К вечеру стало холодно. Отопление по солнечной ещё вчера погоде отключили, и квартира в старом доме успела остыть. Пришлось доставать с антресолей обогреватель.
- Ты вишь, смотри, не останавливается ведь…
На улице было синё. Снег густо ложился на тротуары и плитку, крыши и капоты припаркованных автомобилей, налипал на стволы деревьев и чугунную ограду палисада. Особенно сюрреалистично смотрелся он поверх яркой зелени тополей, берёз и каштанов, поверх пышного, по колено высотой, травяного ковра.
- Данька-то, он не просто так. – вдруг тихо сказал Михайло Ильич. Он шумно отхлебнул из блюдца, стряхнул капельки пышных «горьковских» усов. – Девчонка-то его в больнице. Он рассказывал, мол, только успели познакомиться, а она бах – и загремела. Диагноз не говорит, не помнит, но что-то явно тревожное… Выкарабкается, не выкарабкается она, не понятно.
- Думаете, это для неё он?..
- Для кого же ещё. – Михайло Ильич звякнул пустой посудой. – Чай мы с тобой да с ним не духи стихийные, чтобы по своему настроению погоду перекраивать. Мы меру знаем, можем силы свои применять только для кого-то и для чего-то, не для себя. – помолчал. – И это-то наш шалопай, который круги по городу только так нарезает, а книжки обратно в библиотеку три месяца забывает отнести, благо, что напротив неё живёт, только дорогу перейди…

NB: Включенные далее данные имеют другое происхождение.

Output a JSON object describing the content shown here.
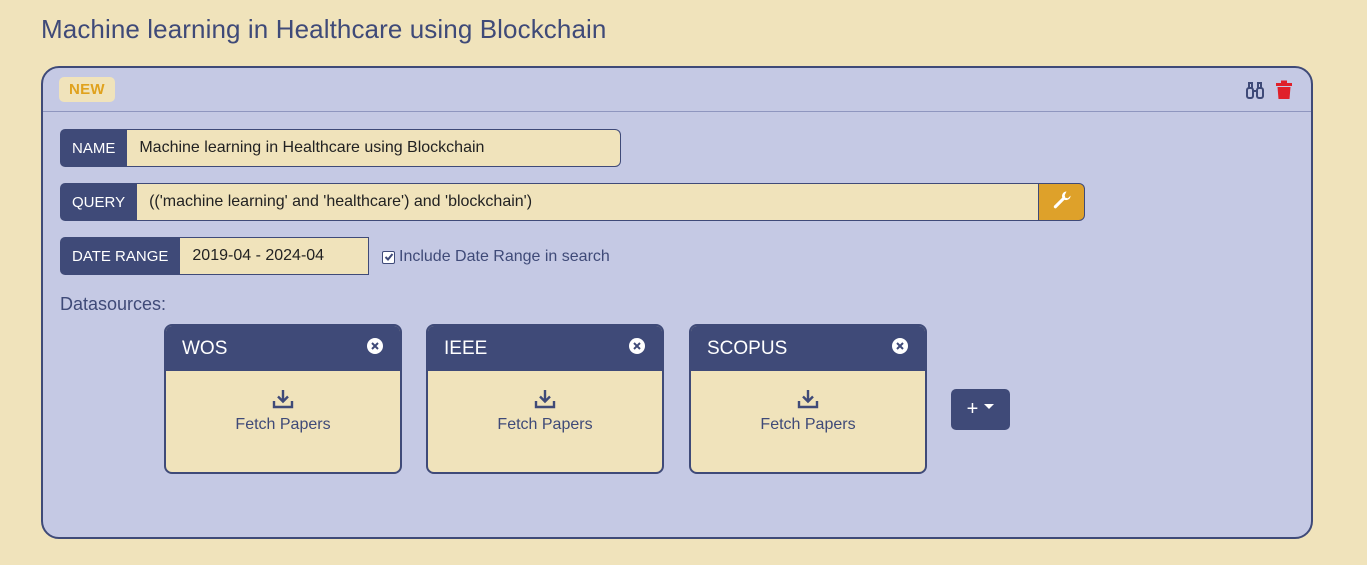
{
  "page": {
    "title": "Machine learning in Healthcare using Blockchain"
  },
  "card": {
    "badge": "NEW",
    "icons": [
      "binoculars-icon",
      "trash-icon"
    ],
    "name": {
      "label": "NAME",
      "value": "Machine learning in Healthcare using Blockchain"
    },
    "query": {
      "label": "QUERY",
      "value": "(('machine learning' and 'healthcare') and 'blockchain')",
      "action_icon": "wrench-icon"
    },
    "date_range": {
      "label": "DATE RANGE",
      "value": "2019-04 - 2024-04",
      "include_label": "Include Date Range in search",
      "include_checked": true
    },
    "datasources_title": "Datasources:",
    "datasources": [
      {
        "name": "WOS",
        "action": "Fetch Papers"
      },
      {
        "name": "IEEE",
        "action": "Fetch Papers"
      },
      {
        "name": "SCOPUS",
        "action": "Fetch Papers"
      }
    ],
    "add_button": "+"
  },
  "colors": {
    "background": "#f0e3bb",
    "card": "#c5c9e4",
    "primary": "#3f4a78",
    "accent": "#dea12a",
    "badge_text": "#e0a21e",
    "danger": "#e0202a"
  }
}
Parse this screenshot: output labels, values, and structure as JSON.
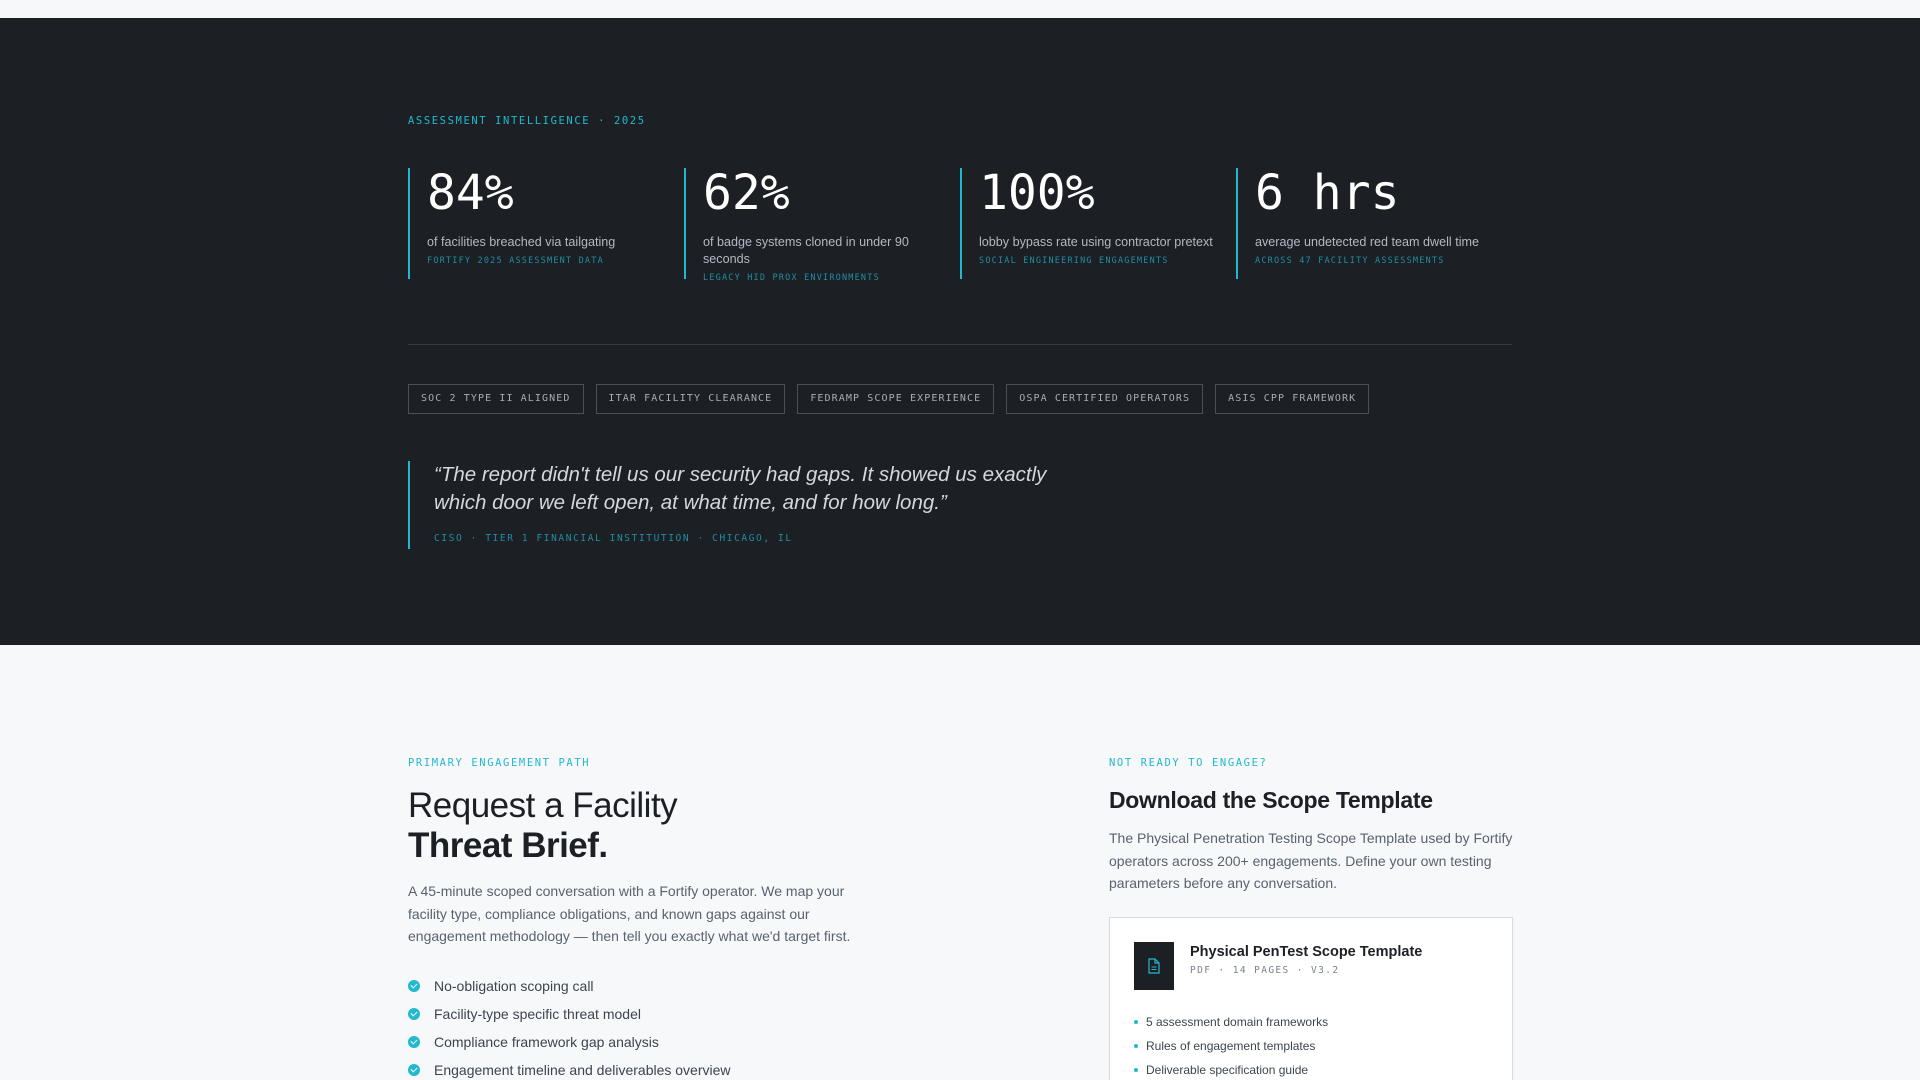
{
  "intel": {
    "eyebrow": "ASSESSMENT INTELLIGENCE · 2025",
    "stats": [
      {
        "value": "84%",
        "label": "of facilities breached via tailgating",
        "source": "FORTIFY 2025 ASSESSMENT DATA"
      },
      {
        "value": "62%",
        "label": "of badge systems cloned in under 90 seconds",
        "source": "LEGACY HID PROX ENVIRONMENTS"
      },
      {
        "value": "100%",
        "label": "lobby bypass rate using contractor pretext",
        "source": "SOCIAL ENGINEERING ENGAGEMENTS"
      },
      {
        "value": "6 hrs",
        "label": "average undetected red team dwell time",
        "source": "ACROSS 47 FACILITY ASSESSMENTS"
      }
    ],
    "badges": [
      "SOC 2 TYPE II ALIGNED",
      "ITAR FACILITY CLEARANCE",
      "FEDRAMP SCOPE EXPERIENCE",
      "OSPA CERTIFIED OPERATORS",
      "ASIS CPP FRAMEWORK"
    ],
    "quote": {
      "text": "“The report didn't tell us our security had gaps. It showed us exactly which door we left open, at what time, and for how long.”",
      "cite": "CISO · TIER 1 FINANCIAL INSTITUTION · CHICAGO, IL"
    }
  },
  "primary": {
    "eyebrow": "PRIMARY ENGAGEMENT PATH",
    "title_line1": "Request a Facility",
    "title_line2": "Threat Brief.",
    "description": "A 45-minute scoped conversation with a Fortify operator. We map your facility type, compliance obligations, and known gaps against our engagement methodology — then tell you exactly what we'd target first.",
    "checklist": [
      "No-obligation scoping call",
      "Facility-type specific threat model",
      "Compliance framework gap analysis",
      "Engagement timeline and deliverables overview"
    ]
  },
  "secondary": {
    "eyebrow": "NOT READY TO ENGAGE?",
    "title": "Download the Scope Template",
    "description": "The Physical Penetration Testing Scope Template used by Fortify operators across 200+ engagements. Define your own testing parameters before any conversation.",
    "card": {
      "title": "Physical PenTest Scope Template",
      "meta": "PDF · 14 PAGES · V3.2",
      "items": [
        "5 assessment domain frameworks",
        "Rules of engagement templates",
        "Deliverable specification guide"
      ]
    }
  },
  "colors": {
    "accent": "#22b8cf",
    "dark_bg": "#1c1f24",
    "light_bg": "#f6f8fa"
  }
}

- Да-а, - протянул Геннадий Сергеич, - такой циклон от Атлантики да через полконтинента недели две тянуть надо, не отвлекаясь.

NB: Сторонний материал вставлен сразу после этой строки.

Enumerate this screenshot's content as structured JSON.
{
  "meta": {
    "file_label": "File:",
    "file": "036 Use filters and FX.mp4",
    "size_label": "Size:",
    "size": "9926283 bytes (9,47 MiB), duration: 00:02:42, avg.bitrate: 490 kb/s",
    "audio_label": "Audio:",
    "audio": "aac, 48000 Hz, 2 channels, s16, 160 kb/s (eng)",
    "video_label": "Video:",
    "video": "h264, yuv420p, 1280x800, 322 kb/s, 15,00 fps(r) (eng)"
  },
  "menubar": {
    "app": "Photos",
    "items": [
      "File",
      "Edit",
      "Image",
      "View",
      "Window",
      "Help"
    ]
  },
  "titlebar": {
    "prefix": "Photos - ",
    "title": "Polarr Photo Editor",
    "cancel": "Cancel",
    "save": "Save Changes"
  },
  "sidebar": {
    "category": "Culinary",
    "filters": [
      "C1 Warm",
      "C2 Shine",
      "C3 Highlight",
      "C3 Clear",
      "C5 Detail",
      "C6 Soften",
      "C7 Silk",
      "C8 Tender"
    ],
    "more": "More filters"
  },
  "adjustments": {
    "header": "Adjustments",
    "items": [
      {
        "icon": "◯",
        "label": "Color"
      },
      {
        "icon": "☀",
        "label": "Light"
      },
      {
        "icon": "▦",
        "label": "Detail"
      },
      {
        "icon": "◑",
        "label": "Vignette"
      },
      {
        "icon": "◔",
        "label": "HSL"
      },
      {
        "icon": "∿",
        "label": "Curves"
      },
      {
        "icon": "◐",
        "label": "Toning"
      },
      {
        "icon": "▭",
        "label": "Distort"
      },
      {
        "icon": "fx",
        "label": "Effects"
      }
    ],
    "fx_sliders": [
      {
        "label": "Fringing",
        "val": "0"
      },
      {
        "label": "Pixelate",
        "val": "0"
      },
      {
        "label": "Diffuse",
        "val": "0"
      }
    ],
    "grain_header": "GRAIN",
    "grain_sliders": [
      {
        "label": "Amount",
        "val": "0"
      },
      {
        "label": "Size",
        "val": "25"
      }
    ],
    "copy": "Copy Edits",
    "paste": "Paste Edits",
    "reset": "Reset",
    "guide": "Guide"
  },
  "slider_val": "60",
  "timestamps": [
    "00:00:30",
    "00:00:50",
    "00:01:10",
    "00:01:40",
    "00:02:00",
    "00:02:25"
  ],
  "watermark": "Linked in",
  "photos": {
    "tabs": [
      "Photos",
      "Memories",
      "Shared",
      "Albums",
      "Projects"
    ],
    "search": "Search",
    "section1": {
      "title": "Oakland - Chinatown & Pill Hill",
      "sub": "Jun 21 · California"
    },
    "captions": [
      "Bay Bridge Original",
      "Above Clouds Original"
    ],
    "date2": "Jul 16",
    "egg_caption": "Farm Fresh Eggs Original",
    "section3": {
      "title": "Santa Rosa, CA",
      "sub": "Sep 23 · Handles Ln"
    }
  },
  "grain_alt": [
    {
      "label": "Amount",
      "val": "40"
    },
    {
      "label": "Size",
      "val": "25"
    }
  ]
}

- Вот одно слово - женщины. Сказала, что снег любит, что он ей надежду дарит и ощущение волшебства – а наш и готов в лепёшку разбиться.
Ближе к одиннадцати часам Михайло Ильич оделся и ушёл. Объявил, что у него душа болит за черёмухи, вишни, сирени, каштаны, берёзы «и вообще любую порослю живую, их счас всех погнёт и поломает». Вернулся к половине четвертого до нитки промокший и до костей продрогший. Руки его покраснели и окоченели настолько, что расстёгивать пуговицы пальто пришлось Геннадию Сергеевичу.

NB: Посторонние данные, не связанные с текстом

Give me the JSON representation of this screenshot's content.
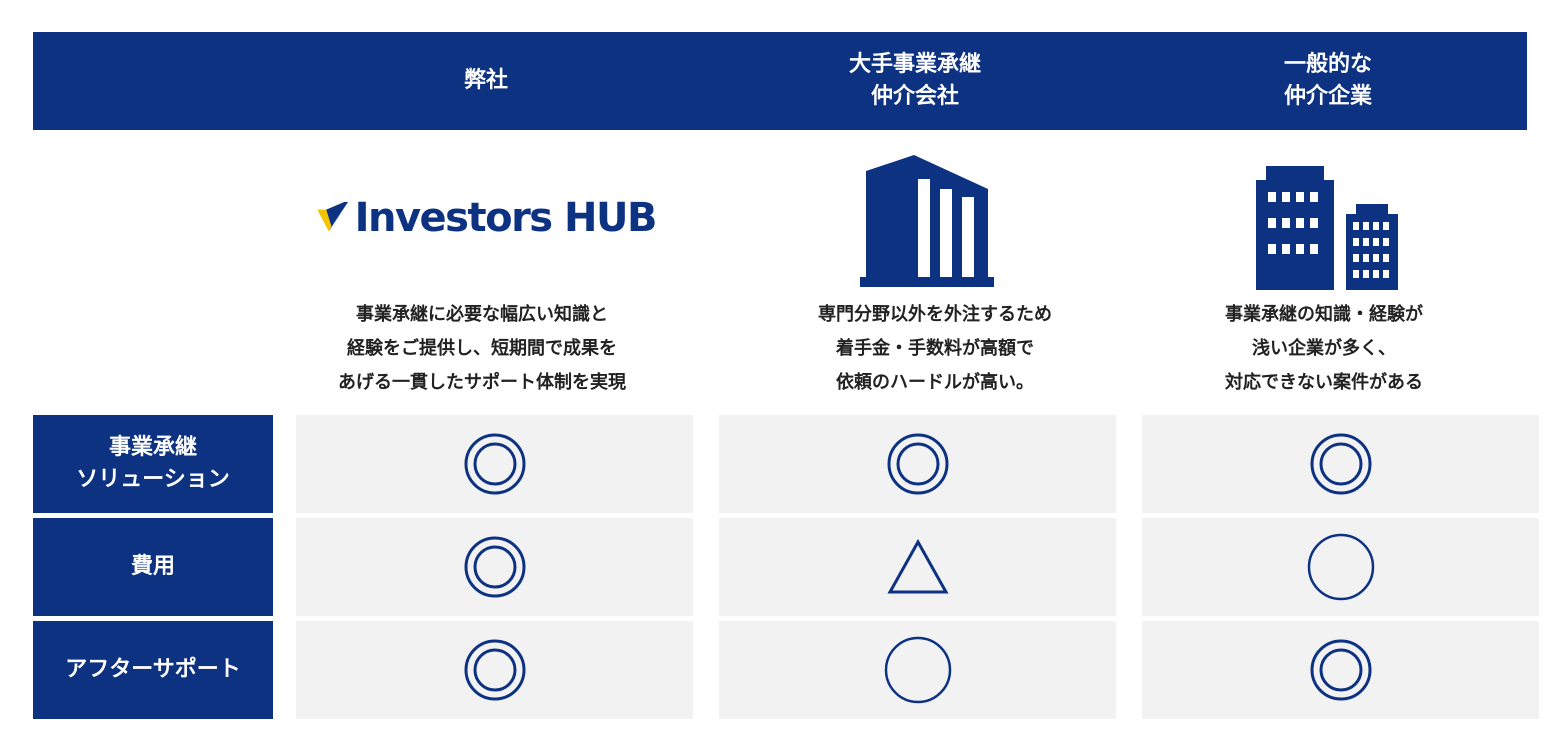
{
  "colors": {
    "navy": "#0d3282",
    "cell_bg": "#f2f2f2",
    "logo_yellow": "#f5c400"
  },
  "columns": [
    {
      "header": "弊社",
      "logo_text": "Investors HUB",
      "icon": "investors-hub-logo",
      "description": "事業承継に必要な幅広い知識と\n経験をご提供し、短期間で成果を\nあげる一貫したサポート体制を実現"
    },
    {
      "header": "大手事業承継\n仲介会社",
      "icon": "large-building-icon",
      "description": "専門分野以外を外注するため\n着手金・手数料が高額で\n依頼のハードルが高い。"
    },
    {
      "header": "一般的な\n仲介企業",
      "icon": "office-buildings-icon",
      "description": "事業承継の知識・経験が\n浅い企業が多く、\n対応できない案件がある"
    }
  ],
  "rows": [
    {
      "label": "事業承継\nソリューション",
      "ratings": [
        "double-circle",
        "double-circle",
        "double-circle"
      ]
    },
    {
      "label": "費用",
      "ratings": [
        "double-circle",
        "triangle",
        "circle"
      ]
    },
    {
      "label": "アフターサポート",
      "ratings": [
        "double-circle",
        "circle",
        "double-circle"
      ]
    }
  ]
}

Пока набиралась ванна, Михайло Ильич всё говорил и говорил взахлёб:
- Кто бы мог подумать, что черёмуха под снегом – это красиво... Это дико красиво, Гена! Иду я, как в сказке, натурально, воздух зимой пахнет, снегом, понимаешь? И тут же зелень прёт молодая, аж светится. Какой-то священный языческий восторг, чесслово. Уже сухого пятна на мне нет, наш-то район точно обошёл, все дворы прошёл, всех обтряхнул. Их всех мощно нагнуло, ветками землю скребли. Ой, много тополей-то упадёт, старые, хрупкие… Холодно, собака, аж пальцев на ногах не чувствую, а улыбаюсь во все зубы, вот как хорошо. Трясу дерево, на меня вода льётся, снег падает и с цветами вперемешку – разве так бывает? Знаешь, что я придумал, Гена? Знаешь? Влюблённость – это тот же майский снег. Вроде как понятно, к чему дело идёт, а не веришь, а потом бац! И валится на тебя – как, почему, не должно… И странно вокруг, и как новыми глазами на всё смотришь, и красота-то неземная. Шарахаешься где-то в ночи, как дурной, деревья все подряд обнимаешь и колотишь, увидит кто – с ума сошёл мужик, подумают. А мне хоть смейся во весь голос… Капни-ка мне в воду настойку твою противосопливую, если я после этого заболею – полный абзац будет.
Когда Геннадий Сергеич уходил, Михайло Ильич добавил вполголоса откуда-то из клубов пара:
- После такого-то данькина девчонка просто обязана выздороветь.